This is the first installment of a three part series based on my presentation on “Win-Win Alternative Billing Strategies” at the CBABC Sixth Annual Branch Conference in Las Vegas November 18-20, 2011.
Current Situation
Alternative billing has been done in conjunction with commodity work for decades in Canada. Fixed fees are common for personal services commodity legal work such as residential conveyances, wills, etc. However, alternative billing is not common for most business law and litigation work in Canada. Canadian law firms are not proactively offering alternative billing to their clients either. And clients aren’t happy about that!
Alternative billing is growing rapidly in the US and Europe, however. Large clients are pushing big firms to offer alternative billing and they’re getting price discounts of 20% +. This is what’s coming to Canada soon as well. So you need to get ready for how to deal with that.

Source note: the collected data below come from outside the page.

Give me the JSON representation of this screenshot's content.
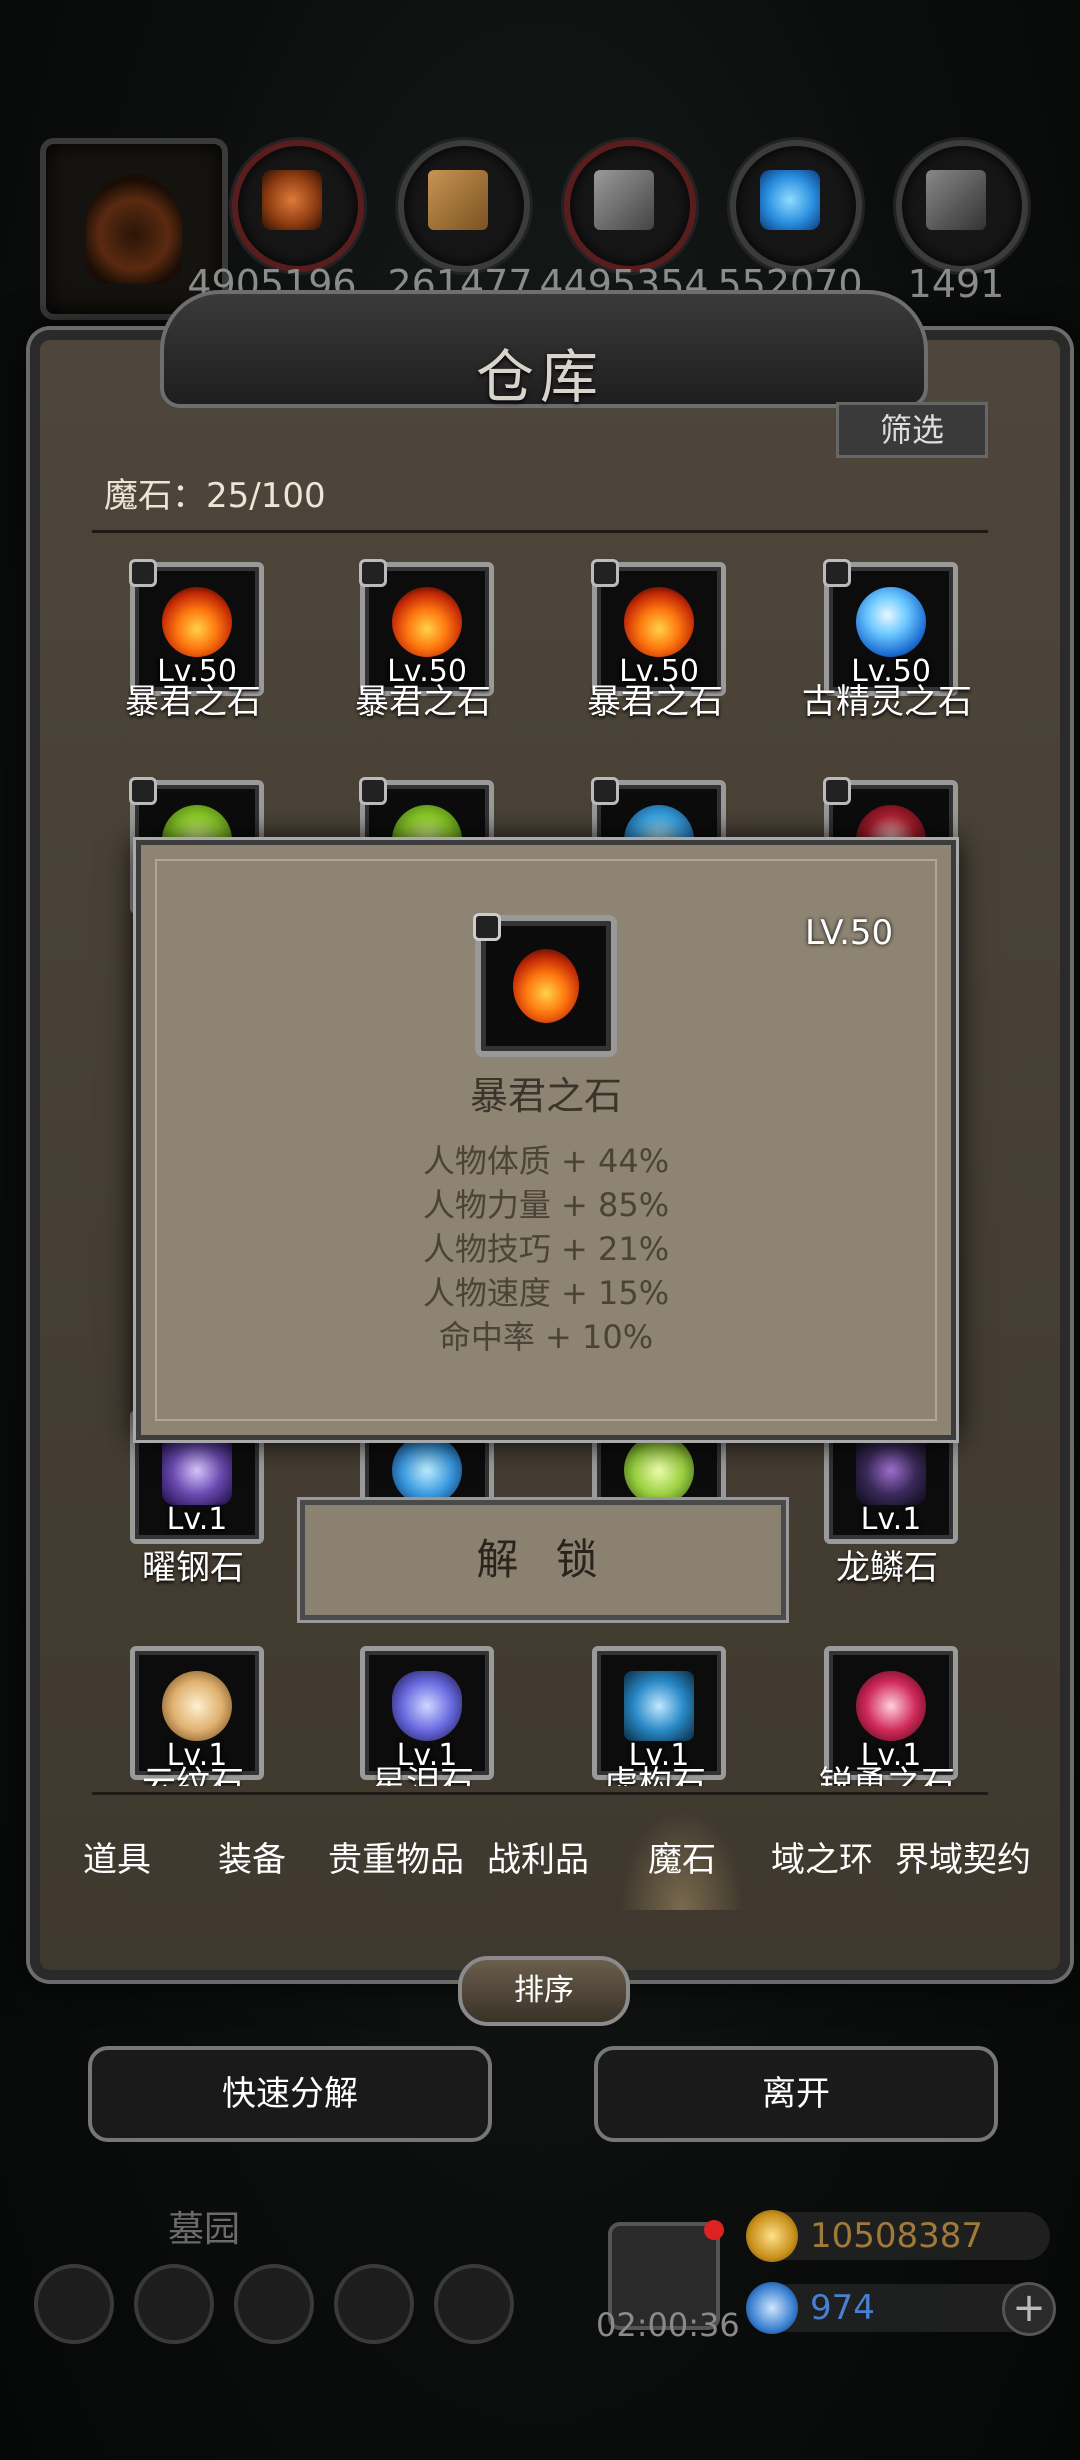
{
  "resources": [
    {
      "name": "resource-meat",
      "value": "4905196"
    },
    {
      "name": "resource-wood",
      "value": "261477"
    },
    {
      "name": "resource-iron",
      "value": "4495354"
    },
    {
      "name": "resource-crystal",
      "value": "552070"
    },
    {
      "name": "resource-stone",
      "value": "1491"
    }
  ],
  "panel": {
    "title": "仓库",
    "filter_label": "筛选",
    "count_label": "魔石：25/100"
  },
  "items_row1": [
    {
      "lv": "Lv.50",
      "name": "暴君之石"
    },
    {
      "lv": "Lv.50",
      "name": "暴君之石"
    },
    {
      "lv": "Lv.50",
      "name": "暴君之石"
    },
    {
      "lv": "Lv.50",
      "name": "古精灵之石"
    }
  ],
  "items_row_bottom": [
    {
      "lv": "Lv.1",
      "name": "曜钢石"
    },
    {
      "lv": "Lv.1",
      "name": "龙鳞石"
    }
  ],
  "items_row_last": [
    {
      "lv": "Lv.1",
      "name": "云纹石"
    },
    {
      "lv": "Lv.1",
      "name": "星泪石"
    },
    {
      "lv": "Lv.1",
      "name": "虚构石"
    },
    {
      "lv": "Lv.1",
      "name": "锐勇之石"
    }
  ],
  "popup": {
    "level": "LV.50",
    "name": "暴君之石",
    "stats": [
      "人物体质 + 44%",
      "人物力量 + 85%",
      "人物技巧 + 21%",
      "人物速度 + 15%",
      "命中率 + 10%"
    ],
    "unlock_label": "解 锁"
  },
  "tabs": [
    "道具",
    "装备",
    "贵重物品",
    "战利品",
    "魔石",
    "域之环",
    "界域契约"
  ],
  "active_tab": "魔石",
  "sort_label": "排序",
  "quick_decompose_label": "快速分解",
  "leave_label": "离开",
  "location_label": "墓园",
  "timer": "02:00:36",
  "currency": {
    "gold": "10508387",
    "gems": "974"
  },
  "colors": {
    "panel": "#4e463a",
    "popup": "#8d8473",
    "gold_text": "#a07a3a",
    "gem_text": "#4a7fd0"
  }
}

The New York State Bar Association “Report of the Task Force on the Future of the Legal Profession”, published in April, 2011, has a set of recommendations on alternative billing, and it predicts that alternative billing will be the dominant form of billing in the future in the legal industry. Clients are pushing for it, and Bar associations are supportive.
The Association of Corporate Counsel (ACC) is going to be setting up shop in British Columbia and Alberta soon, so it’s coming very fast.
What Do Clients Want From Alternative Billing?
Clients want lawyers to provide more value for money. Legal chargeout rates have risen dramatically in the last decade, and clients want a price rollback!
Clients also want more predictability in legal costs. They want fixed fees. They want to be able to budget their legal costs as close as possible in order to satisfy their CEO’s desire to reduce overall legal costs.
Clients want law firms to share the risk when working for them. At the moment, clients have all the risks under hourly billing. Clients want to pay for results, not hours spent. If results aren’t achieved as planned, law firms should be sharing the downside as well.
Many clients are looking for lower overall legal costs. Legal costs are spiralling out of control, and clients are fed up.
What Do Law Firms Want From Alternative Billing?
Law firms want to maintain or enhance profitability when doing alternative billing.
Law firms want to manage risks, and may prefer not to take on all the risk, but are willing to share risks with the client. But the risks are a spectrum, and there is a different price all the way along the risk spectrum. The more risk, the higher the risk premium, just like a stock portfolio. The higher the return, the higher the risk. Clients are willing to pay a premium for less risk as well.
Law firms want to retain clients, so they need to offer alternative billing, as clients are looking for it now. And you want to offer alternative billing before your competitors offer it and steal your clients away.
Law firms want to satisfy clients, and alternative billing offers ways to satisfy clients even more than you are now!
Value Pricing – Part I
So what’s your unique value proposition? What do you offer that no one else offers for the same value as you do? Many firms do not focus on this question, and it’s the most important question you need to answer, because it’s the first question a client will be thinking about. Why should I use you instead of your competitors?
You will need a unique value proposition in order to succeed with alternative billing. If you don’t, it’s just about price, and that’s a losing game in the end. You have to distinguish yourself from your competition in order to price at a premium and achieve profitability with fixed fees.
Ron Baker is a CPA who has been talking about the concept of value pricing for over 30 years. He is the real guru of alternative billing.
Ron presents the formula: Value = Customer Profit minus Price. What this means is that Value equals the impact your legal work has on a client’s profit less the price of your legal service. Everything you do for a client will have a positive or negative impact on a client’s bottom line.
Some of the value you provide will be in the form of a tangible benefit, eg. hard dollars recovered or saved, and some will be intangible benefits such as enhanced reputation eg. client gets public financing with the help of your law firm’s blue-chip reputation.
The document “51 Practical Ways To Add Value” on the ACC website is an excellent overview of how you can add value for clients. It is from a large firm’s point of view, but many of the points are relevant for small firms as well.
For example, ask the client what their strategic plan is. Many clients are very impressed by firms that actually talk to them to find out what their company goals are. From there you can find out what the client values, and organize your legal services and resources in a way that can truly benefit the client. And when you start thinking about the client’s profits before your own profits, then you really add value. If you can help the client become more profitable, your profits will flow naturally as a result.